Your Brand X phone company is what telecommunications folks call a "reseller." It buys service in bulk from Verizon, which owns the necessary hardware, then hawks it to bargain hunters like yourself. The deregulatory Telecommunications Act of 1996 required Verizon and its "Baby Bell" kin to lease their equipment to small fry, in the hopes that competition would knock down rates. The Baby Bells tried to charge their competitors exorbitant rental fees, but the Supreme Court nixed that practice this past May. Which is why you no longer have to put up with Verizon's ridiculous 10-cents-per-call pricing plan.
Broadband is an entirely different matter. The equipment that drives DSL is rather pricey, well beyond the reach of most Brand Xs, so they need to partner with Verizon. Verizon, of course, is none too eager to offer a helping hand. It's allowed Covad and EarthLink to resell its DSL, but that's only because neither is a local-service threat; if you want to buy DSL from them, you must be a Verizon customer.
A Verizon spokeswoman insists "there is nothing preventing" your local provider from becoming a DSL reseller, aside from the massive expense of leasing the equipment. But Justin Beech, founder of the indispensable DSL Reports (DSLreports.com), believes that Verizon's adept at throwing up bureaucratic hurdles. "The paperwork that Covad had to go through to convince Verizon that it was safe to add DSL signals to their phone lines was immense, and took a year-plus of negotiating," he says. "Brand X local phone service has no ability to go through similar hoops . . . [and] Verizon has no incentive to offer [help], as they gain customers from the switch overs." Beech also notes that Verizon was cajoled into entering the Covad agreement by the Federal Communications Commission, which has since "stopped thinking about the problem."
The good news is that the situation should improve shortly. "Covad is actively working to provide DSL service to customers who have something other than Verizon," says Covad marketing pooh-bah Eric Moyer. The company has to "develop the appropriate business relationships" first (read: find Brand Xs who'll fork over some cheddar), but Moyer promises that some Verizon abstainers will be able to get Covad DSL by the end of 2003.
In the meantime, alas, your DSL dream ain't happening.
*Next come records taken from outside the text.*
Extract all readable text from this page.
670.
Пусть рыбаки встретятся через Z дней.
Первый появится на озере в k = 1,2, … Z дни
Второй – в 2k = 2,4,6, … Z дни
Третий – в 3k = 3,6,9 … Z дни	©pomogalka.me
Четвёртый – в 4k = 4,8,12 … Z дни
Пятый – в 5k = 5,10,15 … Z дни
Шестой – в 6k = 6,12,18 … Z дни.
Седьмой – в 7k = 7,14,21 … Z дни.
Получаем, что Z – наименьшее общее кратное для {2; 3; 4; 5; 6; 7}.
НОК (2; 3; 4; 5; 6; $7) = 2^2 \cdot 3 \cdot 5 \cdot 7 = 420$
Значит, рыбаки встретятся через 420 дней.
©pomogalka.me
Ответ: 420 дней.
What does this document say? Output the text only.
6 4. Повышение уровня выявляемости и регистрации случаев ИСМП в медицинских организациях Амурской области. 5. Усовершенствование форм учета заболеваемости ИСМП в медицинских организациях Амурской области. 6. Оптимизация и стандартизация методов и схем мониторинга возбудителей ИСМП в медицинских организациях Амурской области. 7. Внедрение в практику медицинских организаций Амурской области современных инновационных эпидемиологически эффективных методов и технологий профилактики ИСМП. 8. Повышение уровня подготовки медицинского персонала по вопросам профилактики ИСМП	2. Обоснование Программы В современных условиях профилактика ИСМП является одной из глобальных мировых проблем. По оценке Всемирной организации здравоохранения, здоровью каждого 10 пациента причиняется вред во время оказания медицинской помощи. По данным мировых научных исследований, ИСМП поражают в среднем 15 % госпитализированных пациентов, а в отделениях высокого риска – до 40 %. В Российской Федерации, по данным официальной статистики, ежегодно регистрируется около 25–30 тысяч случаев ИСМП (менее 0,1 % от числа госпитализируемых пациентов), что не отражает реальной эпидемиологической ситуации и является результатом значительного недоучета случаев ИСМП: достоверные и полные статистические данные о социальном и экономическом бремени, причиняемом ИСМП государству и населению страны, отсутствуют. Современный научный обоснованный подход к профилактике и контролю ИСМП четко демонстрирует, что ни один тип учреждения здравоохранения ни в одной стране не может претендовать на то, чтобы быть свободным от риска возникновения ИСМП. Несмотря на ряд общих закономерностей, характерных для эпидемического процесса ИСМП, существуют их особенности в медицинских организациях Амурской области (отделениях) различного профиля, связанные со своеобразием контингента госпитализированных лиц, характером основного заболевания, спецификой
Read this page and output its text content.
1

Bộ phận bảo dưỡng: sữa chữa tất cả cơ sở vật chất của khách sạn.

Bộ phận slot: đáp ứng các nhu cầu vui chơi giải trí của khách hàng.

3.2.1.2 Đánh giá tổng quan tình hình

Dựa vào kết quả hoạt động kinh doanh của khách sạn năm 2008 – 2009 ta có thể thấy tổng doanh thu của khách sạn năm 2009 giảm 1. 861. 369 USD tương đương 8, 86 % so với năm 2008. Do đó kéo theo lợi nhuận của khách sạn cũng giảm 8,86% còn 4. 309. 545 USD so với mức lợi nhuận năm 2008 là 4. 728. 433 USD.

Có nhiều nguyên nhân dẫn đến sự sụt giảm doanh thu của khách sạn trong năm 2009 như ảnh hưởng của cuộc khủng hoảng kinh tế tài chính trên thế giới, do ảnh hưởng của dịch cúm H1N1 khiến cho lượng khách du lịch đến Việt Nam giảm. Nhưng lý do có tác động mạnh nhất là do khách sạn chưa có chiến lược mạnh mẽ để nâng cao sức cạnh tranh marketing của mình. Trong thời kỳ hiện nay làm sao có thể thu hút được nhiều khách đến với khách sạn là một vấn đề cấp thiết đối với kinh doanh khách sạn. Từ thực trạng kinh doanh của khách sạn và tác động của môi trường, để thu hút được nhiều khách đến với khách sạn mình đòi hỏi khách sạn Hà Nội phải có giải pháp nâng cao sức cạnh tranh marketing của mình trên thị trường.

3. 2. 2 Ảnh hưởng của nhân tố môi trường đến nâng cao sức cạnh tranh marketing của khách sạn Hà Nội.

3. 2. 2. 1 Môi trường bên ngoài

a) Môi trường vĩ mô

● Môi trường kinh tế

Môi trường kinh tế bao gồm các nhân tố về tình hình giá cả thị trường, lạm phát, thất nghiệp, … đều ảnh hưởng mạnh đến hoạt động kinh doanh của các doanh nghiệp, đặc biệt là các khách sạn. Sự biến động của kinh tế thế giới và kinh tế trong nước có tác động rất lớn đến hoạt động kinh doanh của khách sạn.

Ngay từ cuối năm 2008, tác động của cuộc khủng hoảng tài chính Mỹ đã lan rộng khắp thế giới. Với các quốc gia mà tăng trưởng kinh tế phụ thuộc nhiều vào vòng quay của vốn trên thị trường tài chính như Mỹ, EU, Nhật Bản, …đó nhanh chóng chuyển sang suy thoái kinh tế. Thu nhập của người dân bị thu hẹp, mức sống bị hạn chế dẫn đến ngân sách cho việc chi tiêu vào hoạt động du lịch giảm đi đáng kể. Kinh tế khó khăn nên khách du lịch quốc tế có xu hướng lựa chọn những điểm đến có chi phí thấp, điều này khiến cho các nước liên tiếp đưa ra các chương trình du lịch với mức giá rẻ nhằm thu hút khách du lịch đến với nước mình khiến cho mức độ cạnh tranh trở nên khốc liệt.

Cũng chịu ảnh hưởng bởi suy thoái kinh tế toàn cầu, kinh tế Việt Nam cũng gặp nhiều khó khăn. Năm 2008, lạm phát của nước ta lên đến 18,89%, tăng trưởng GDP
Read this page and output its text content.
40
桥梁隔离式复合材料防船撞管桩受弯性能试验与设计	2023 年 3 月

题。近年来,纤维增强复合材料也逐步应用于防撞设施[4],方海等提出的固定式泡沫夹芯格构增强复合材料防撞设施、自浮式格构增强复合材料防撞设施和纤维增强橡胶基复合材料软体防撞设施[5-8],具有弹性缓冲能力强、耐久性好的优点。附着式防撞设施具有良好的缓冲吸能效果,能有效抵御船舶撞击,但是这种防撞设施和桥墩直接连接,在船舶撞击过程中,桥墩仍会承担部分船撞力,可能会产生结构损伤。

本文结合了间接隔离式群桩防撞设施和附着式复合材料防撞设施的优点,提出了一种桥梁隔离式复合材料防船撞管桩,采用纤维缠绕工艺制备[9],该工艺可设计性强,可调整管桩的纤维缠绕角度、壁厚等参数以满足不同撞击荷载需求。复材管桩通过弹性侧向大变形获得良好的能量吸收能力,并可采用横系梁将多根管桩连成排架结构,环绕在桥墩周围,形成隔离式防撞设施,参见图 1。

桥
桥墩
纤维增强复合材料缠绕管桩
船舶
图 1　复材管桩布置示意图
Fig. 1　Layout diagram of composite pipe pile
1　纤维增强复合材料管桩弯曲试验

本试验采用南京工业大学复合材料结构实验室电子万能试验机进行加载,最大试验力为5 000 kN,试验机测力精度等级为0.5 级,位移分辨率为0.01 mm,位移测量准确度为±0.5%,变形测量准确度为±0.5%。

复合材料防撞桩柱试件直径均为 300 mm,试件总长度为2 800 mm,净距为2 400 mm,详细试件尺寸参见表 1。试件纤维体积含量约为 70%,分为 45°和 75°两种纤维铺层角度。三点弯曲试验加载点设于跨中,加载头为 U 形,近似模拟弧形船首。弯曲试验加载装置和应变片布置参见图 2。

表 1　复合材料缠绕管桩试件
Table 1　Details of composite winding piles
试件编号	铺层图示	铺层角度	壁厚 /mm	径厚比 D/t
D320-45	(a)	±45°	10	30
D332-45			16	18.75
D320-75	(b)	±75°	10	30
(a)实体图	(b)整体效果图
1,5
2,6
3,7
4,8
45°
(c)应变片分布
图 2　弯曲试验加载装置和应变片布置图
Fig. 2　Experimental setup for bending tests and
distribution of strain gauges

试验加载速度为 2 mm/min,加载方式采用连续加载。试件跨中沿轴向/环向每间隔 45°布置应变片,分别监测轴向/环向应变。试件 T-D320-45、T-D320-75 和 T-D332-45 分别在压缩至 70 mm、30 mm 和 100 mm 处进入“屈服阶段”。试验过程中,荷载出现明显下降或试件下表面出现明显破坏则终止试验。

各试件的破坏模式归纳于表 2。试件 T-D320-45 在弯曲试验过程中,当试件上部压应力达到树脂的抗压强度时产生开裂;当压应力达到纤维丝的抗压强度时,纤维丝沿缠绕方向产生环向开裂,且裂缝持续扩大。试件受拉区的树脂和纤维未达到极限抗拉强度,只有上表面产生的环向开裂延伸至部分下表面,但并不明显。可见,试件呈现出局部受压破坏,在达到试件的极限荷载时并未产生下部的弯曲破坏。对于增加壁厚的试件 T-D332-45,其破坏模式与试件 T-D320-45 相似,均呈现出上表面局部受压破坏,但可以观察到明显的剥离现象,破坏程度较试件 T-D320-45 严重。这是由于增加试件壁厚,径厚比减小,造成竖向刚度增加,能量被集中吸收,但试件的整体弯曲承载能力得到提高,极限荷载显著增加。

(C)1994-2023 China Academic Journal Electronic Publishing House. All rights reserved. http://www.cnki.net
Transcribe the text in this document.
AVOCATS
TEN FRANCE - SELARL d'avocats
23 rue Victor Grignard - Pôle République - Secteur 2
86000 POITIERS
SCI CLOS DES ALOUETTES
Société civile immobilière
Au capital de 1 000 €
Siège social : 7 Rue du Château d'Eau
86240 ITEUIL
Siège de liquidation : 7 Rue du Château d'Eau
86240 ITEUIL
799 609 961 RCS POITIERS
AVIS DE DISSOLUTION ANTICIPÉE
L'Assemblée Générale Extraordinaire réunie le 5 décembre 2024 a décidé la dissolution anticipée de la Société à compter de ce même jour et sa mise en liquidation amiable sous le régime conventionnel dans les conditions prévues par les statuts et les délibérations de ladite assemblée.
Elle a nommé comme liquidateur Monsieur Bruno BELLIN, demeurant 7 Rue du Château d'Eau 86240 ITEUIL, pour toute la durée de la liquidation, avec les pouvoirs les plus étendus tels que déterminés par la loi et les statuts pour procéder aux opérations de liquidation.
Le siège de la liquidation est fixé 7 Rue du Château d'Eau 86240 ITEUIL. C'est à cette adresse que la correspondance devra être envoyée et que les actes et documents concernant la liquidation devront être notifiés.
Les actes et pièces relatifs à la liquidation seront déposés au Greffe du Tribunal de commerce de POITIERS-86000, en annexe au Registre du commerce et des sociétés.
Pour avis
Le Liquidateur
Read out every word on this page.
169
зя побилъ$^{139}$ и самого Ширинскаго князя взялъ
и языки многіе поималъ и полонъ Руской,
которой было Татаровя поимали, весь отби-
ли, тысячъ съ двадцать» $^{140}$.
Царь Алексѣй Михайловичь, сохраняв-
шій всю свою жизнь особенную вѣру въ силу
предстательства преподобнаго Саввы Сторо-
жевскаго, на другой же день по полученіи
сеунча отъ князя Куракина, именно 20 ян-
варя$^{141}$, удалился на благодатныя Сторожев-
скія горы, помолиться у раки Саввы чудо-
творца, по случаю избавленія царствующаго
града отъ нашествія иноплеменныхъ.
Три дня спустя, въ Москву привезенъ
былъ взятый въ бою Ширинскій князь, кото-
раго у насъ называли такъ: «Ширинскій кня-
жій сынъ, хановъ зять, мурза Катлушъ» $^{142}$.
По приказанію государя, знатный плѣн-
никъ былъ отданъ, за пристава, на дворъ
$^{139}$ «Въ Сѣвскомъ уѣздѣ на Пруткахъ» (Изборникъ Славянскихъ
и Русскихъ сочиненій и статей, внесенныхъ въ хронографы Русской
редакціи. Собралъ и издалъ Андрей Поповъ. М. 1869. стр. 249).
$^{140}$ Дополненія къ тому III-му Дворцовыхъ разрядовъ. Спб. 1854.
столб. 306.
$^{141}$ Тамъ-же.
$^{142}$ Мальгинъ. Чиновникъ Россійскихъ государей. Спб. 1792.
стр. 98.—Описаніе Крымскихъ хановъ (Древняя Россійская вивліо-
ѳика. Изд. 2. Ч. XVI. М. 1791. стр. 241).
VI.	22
If you're feeling plucky, you might try dropping a complaint to the FCC (fcc.gov), though commission chairman Michael Powell isn't exactly making a name for himself as a consumer advocate. You can also try cracking the whip on your Brand X provider, but Mr. Roboto's willing to bet the response you'll get will go something along the lines of "We're trying our best, but Verizon's playing hardball." Which is easy enough to do when you own everything in sight.
Always eager to squeeze in a few more minutes of writing before hitting the JFK tarmac, Mr. Roboto's often wondered about the consequences of keeping his laptop running after the flight attendants make their "Please turn off all electronic devices" announcement. Never thought "time in the pokey" would be the answer. Last month, a British court sentenced Faiz Chopdat, 23, to four months in jail for ignoring warnings to stop playing cell phone Tetris as his flight neared Manchester. All cell phones, the judge noted in his decision, should be confiscated the instant a passenger boards.